The functioning of GB Panth Hospital has raised eyebrows as till now 358 deaths have been reported since January 2012. The children’s ward at JLNM fares no better as there is still no admission in the ward. Four phototherapy machines and three ventilators were procured for this hospital however these machines are yet to be functional, which are ‘locked’ in a room.
Even the police persons who were standing outside the gate of IPD new block at JLNM hospital are restricting the public movement. Sources said that the newly inaugurated building is still under construction and the hospital authorities have only taken control over SNCU unit for children which itself is not in use.

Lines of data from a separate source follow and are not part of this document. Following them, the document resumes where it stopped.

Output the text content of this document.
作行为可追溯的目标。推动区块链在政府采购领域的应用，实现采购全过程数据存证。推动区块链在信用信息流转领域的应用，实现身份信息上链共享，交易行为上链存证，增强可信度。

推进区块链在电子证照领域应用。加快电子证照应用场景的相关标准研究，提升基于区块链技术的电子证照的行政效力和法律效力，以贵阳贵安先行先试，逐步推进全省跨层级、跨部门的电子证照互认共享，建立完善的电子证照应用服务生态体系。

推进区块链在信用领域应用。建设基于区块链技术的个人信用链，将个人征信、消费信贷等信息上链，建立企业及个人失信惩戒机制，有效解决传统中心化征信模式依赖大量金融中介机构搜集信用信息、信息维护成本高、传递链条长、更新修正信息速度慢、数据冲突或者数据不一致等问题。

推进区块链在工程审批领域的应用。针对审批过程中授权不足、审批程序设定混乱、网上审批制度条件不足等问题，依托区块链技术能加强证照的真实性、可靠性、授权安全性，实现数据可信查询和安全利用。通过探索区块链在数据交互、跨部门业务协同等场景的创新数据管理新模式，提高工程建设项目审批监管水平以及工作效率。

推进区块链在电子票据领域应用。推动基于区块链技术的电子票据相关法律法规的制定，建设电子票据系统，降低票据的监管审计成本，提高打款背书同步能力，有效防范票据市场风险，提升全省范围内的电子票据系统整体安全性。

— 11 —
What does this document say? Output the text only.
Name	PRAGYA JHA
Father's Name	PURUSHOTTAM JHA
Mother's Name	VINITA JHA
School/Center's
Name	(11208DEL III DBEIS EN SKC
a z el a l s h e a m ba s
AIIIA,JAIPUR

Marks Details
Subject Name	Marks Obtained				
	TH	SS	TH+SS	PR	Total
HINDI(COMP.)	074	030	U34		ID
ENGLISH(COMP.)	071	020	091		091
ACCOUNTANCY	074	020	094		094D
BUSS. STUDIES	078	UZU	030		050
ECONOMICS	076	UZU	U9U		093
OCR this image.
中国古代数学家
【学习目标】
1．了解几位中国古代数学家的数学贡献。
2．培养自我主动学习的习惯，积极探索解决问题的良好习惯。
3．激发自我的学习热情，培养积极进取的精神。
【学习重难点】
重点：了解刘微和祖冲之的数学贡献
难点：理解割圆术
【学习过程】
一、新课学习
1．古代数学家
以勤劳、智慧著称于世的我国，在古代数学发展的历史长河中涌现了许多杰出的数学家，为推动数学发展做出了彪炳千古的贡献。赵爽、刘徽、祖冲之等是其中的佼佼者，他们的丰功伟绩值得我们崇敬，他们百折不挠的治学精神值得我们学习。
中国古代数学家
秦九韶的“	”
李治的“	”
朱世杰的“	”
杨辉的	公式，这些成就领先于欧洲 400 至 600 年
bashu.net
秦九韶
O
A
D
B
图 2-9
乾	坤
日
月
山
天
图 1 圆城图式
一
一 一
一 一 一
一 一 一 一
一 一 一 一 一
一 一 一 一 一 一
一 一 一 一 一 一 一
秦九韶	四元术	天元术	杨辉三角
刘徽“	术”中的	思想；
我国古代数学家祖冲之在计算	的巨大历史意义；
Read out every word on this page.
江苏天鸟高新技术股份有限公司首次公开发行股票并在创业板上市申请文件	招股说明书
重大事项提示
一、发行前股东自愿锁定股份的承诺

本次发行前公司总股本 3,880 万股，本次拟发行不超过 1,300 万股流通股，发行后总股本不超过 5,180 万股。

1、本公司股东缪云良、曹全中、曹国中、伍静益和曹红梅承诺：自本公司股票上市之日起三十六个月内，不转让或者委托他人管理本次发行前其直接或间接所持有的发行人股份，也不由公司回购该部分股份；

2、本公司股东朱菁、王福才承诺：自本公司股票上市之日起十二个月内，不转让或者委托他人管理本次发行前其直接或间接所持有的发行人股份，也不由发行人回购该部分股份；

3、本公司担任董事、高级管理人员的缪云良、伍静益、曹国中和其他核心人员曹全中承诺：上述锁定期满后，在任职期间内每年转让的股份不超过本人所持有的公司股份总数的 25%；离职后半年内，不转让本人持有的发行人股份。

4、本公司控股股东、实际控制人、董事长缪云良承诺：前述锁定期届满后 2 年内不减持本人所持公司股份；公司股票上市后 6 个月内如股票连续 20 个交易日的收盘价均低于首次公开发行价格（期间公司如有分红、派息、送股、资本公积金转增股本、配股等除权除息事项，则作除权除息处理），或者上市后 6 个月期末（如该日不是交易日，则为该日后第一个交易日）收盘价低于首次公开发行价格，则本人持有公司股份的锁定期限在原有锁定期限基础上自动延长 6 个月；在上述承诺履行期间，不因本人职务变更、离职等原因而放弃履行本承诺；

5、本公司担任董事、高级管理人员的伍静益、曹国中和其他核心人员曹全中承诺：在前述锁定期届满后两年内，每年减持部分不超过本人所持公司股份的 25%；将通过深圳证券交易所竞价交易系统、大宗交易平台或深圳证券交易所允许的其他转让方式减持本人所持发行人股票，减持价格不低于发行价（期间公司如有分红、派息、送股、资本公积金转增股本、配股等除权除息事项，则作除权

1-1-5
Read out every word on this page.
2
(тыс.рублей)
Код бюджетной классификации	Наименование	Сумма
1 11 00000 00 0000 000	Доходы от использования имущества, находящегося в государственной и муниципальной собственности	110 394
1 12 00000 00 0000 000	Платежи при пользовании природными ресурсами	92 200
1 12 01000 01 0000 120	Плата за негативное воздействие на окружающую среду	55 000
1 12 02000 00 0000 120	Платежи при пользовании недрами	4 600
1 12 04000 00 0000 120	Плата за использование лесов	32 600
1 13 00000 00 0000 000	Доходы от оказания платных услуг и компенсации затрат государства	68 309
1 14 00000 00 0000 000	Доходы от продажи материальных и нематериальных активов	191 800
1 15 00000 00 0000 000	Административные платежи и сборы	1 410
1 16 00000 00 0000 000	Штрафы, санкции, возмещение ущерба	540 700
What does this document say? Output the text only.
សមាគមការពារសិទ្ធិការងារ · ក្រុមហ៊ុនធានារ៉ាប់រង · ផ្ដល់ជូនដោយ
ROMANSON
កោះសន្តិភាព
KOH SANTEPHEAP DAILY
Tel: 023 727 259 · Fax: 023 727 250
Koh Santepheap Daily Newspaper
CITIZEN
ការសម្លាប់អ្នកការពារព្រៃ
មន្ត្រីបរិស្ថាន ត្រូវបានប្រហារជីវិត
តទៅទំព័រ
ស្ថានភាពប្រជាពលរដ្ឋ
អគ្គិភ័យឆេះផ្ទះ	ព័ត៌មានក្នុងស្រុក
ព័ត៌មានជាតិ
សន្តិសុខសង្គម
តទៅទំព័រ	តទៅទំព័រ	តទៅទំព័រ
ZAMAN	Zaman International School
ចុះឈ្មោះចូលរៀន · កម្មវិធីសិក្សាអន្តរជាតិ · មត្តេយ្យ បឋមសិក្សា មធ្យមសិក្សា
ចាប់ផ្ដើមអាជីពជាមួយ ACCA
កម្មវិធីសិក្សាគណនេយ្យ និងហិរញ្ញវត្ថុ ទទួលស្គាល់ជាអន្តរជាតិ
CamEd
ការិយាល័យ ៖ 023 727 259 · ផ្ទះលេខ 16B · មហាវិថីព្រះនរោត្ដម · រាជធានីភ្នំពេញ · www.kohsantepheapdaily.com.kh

Sources in the Health and Medical Education department insist that this equipment should be shifted to the GB Panth hospital at the earliest but we unsure if that would happen." Everyone knows that Sham Lal and Chib are out to outdo each other. Chief Minister must intervene and take the equipment to GB Panth hospital. It is rotting at JLNM", a senior official told Kashmir Monitor. “I fail to understand why government has first procured machines for the JLNM hospital when there is an immediate need for upgrading facilities at the G B Panth. On an average five children dies daily here due to lack of machinery and negligence by the hospital authorities,” says a parent at GB Panth Hospital adding," It is surprising that Chief Minister first inaugurated the child care unit at the JLNM hospital and paid no heed towards the G B Panth hospital, which craves for attention".